Flee, fight, or forgive
“Having loved His own…He loved them to the end.” Jn 13:1 NKJV
We handle our relationship problems in one of three ways: flee, fight, or forgive. Some choose to flee. They leave the relationship and start again elsewhere, though they are frequently surprised when the condition resurfaces on the other side of the fence as well. Others fight. As a result, their relationships become combat zones, and stress becomes a way of life. If you’re wise, you will choose the way of Christ: “Having loved His own…He loved them to the end.” Jesus knew the feeling of being stuck with someone. For over three years, He ran with the same team. He saw the same twelve or so faces around the table. So how did He stay so dedicated to His disciples? Was it difficult for Jesus to love Peter, knowing he would someday curse Him? Was it tough to trust Thomas, knowing he would someday question His resurrection? How did Jesus resist the urge to recruit a new group of followers?

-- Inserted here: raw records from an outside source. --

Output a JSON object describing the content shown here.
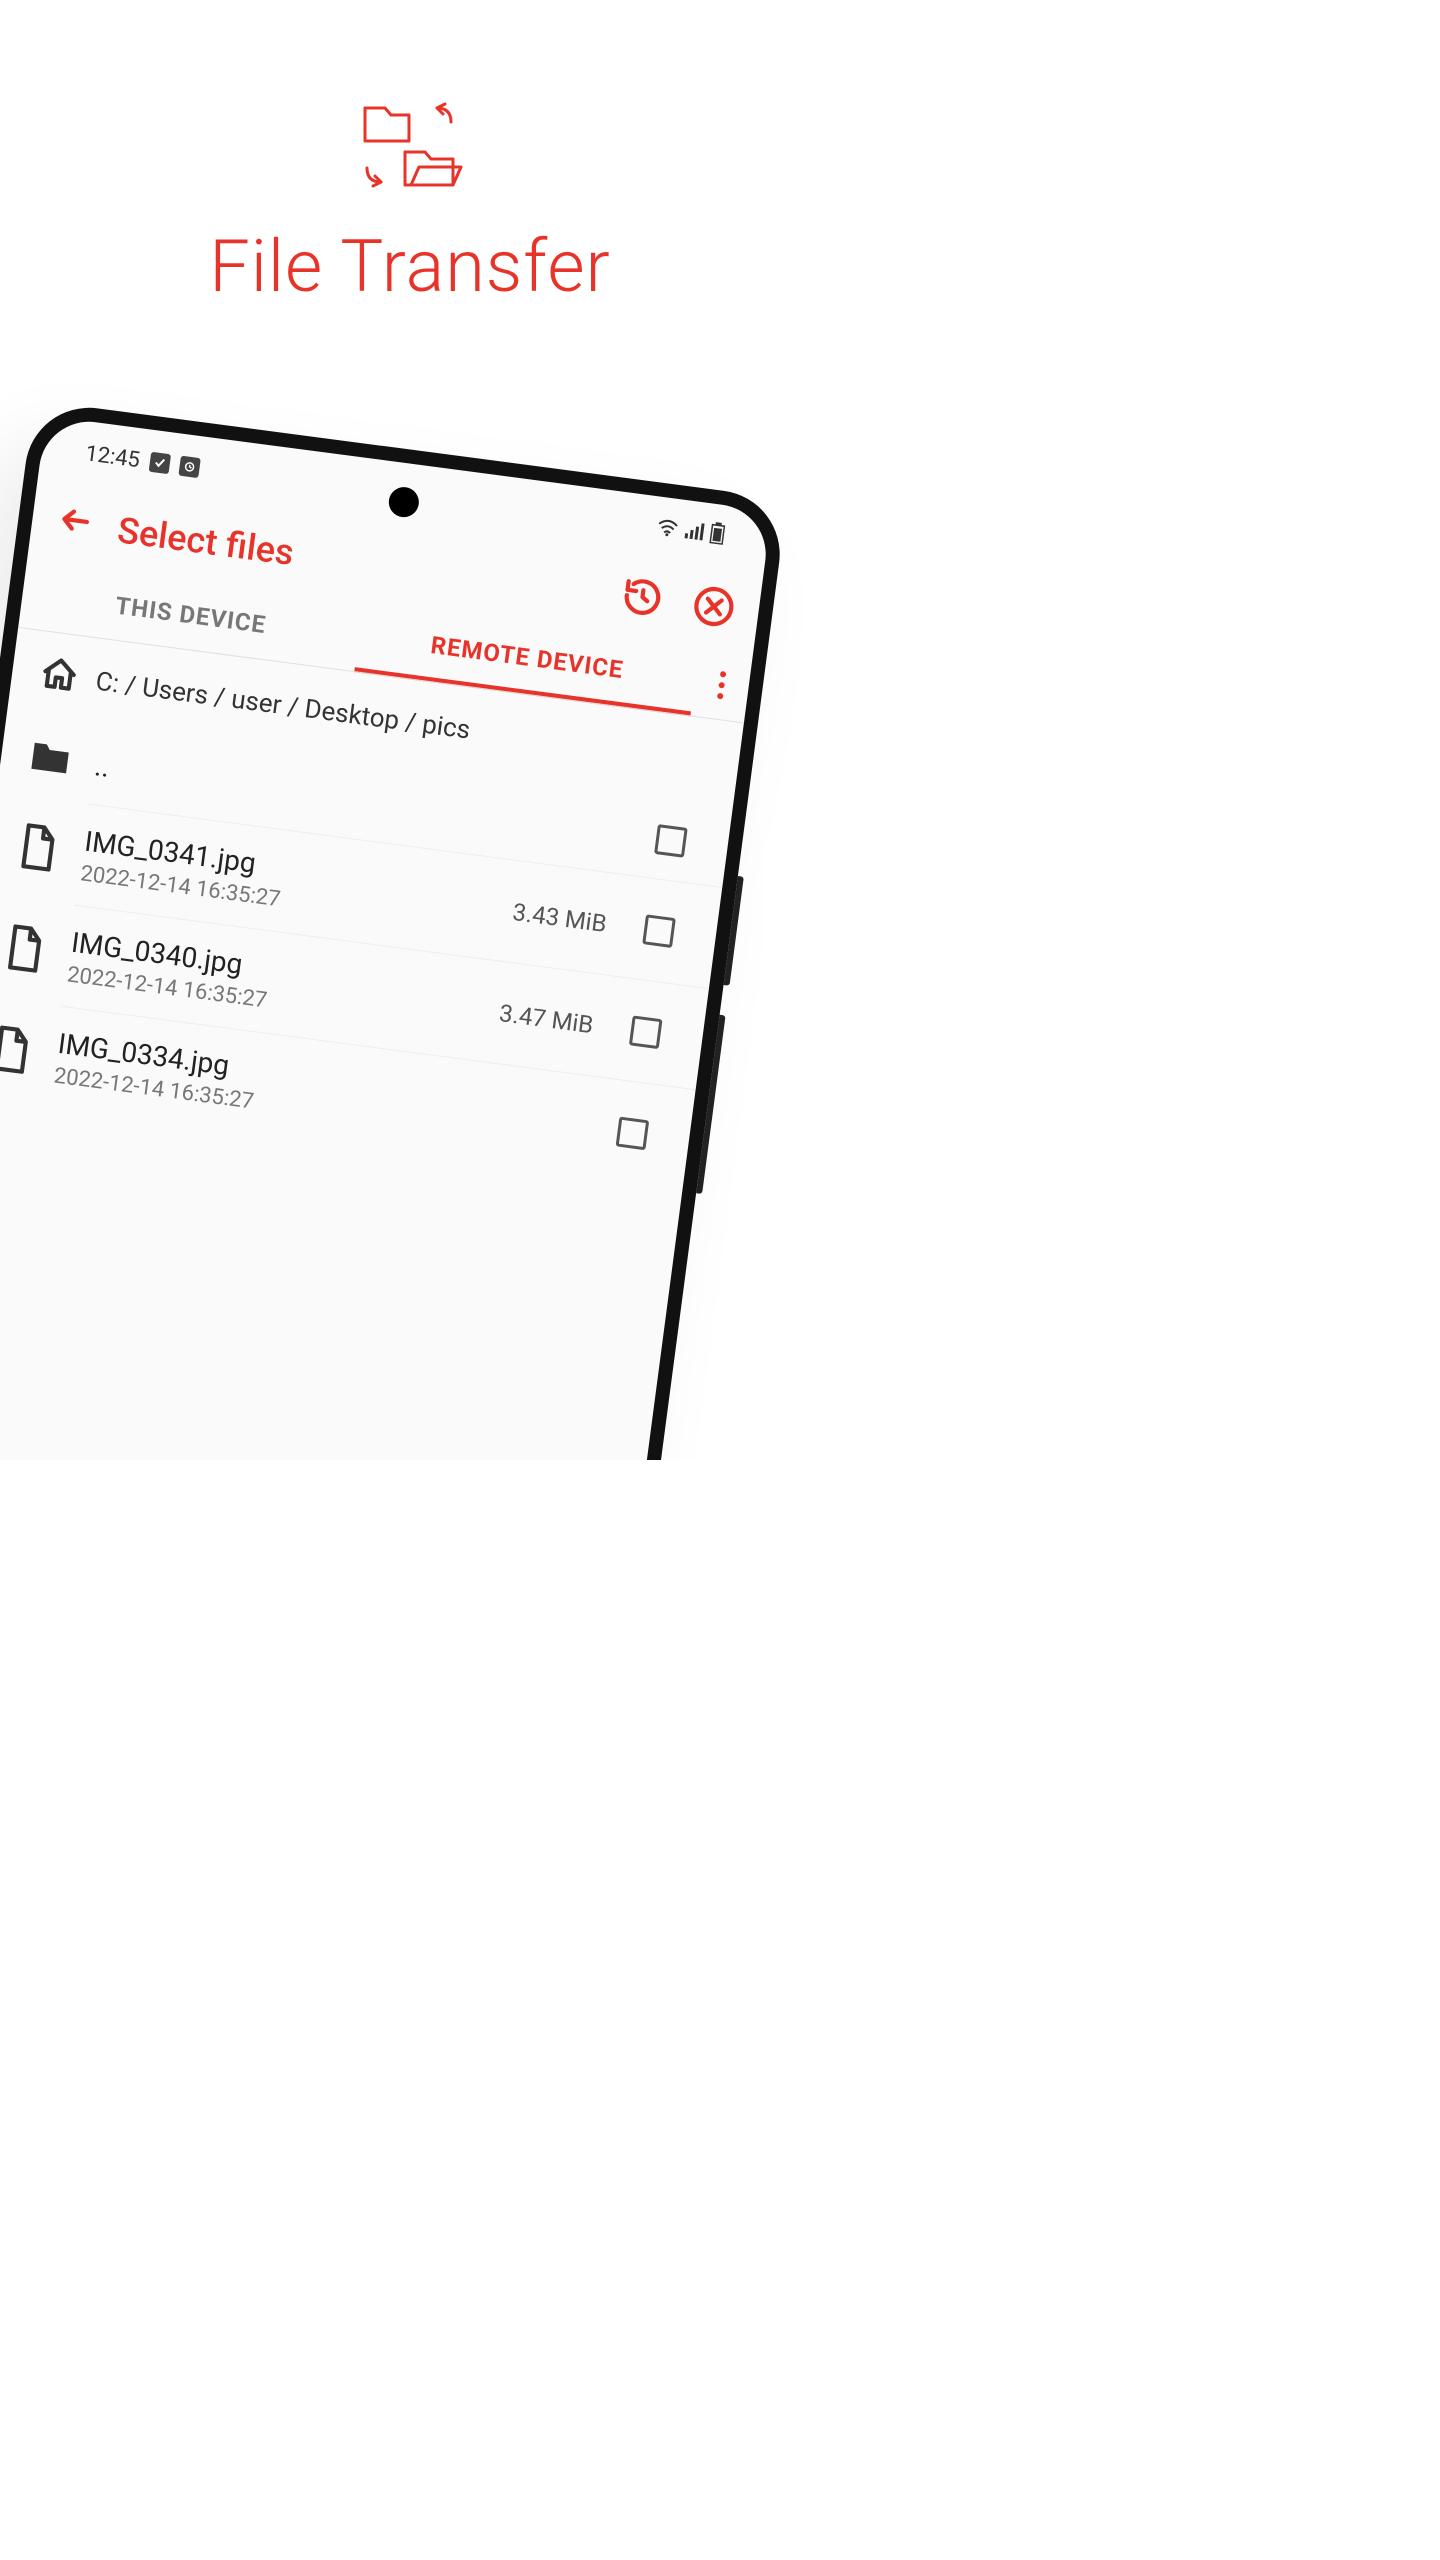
{
  "hero": {
    "title": "File Transfer"
  },
  "statusbar": {
    "time": "12:45"
  },
  "appbar": {
    "title": "Select files"
  },
  "tabs": {
    "this_device": "THIS DEVICE",
    "remote_device": "REMOTE DEVICE"
  },
  "path": {
    "breadcrumb": "C: / Users / user / Desktop / pics"
  },
  "rows": {
    "up": {
      "name": ".."
    },
    "r0": {
      "name": "IMG_0341.jpg",
      "date": "2022-12-14 16:35:27",
      "size": "3.43 MiB"
    },
    "r1": {
      "name": "IMG_0340.jpg",
      "date": "2022-12-14 16:35:27",
      "size": "3.47 MiB"
    },
    "r2": {
      "name": "IMG_0334.jpg",
      "date": "2022-12-14 16:35:27",
      "size": ""
    }
  }
}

John wanted to crush one enemy, and Peter sliced off the ear of another. Only days before Jesus’ death, His disciples were fighting about which of them was the best! How was He able to love people who were difficult to like? Here is the answer: Jesus didn’t measure them by their looks, IQ, talent, possessions, or personality; no, He measured them by their potential. And ultimately, they changed and lived up to His expectations. Not in all things or at all times. But when that happened, He forgave them and taught them that love is a commitment we make first to ourselves, and then to others.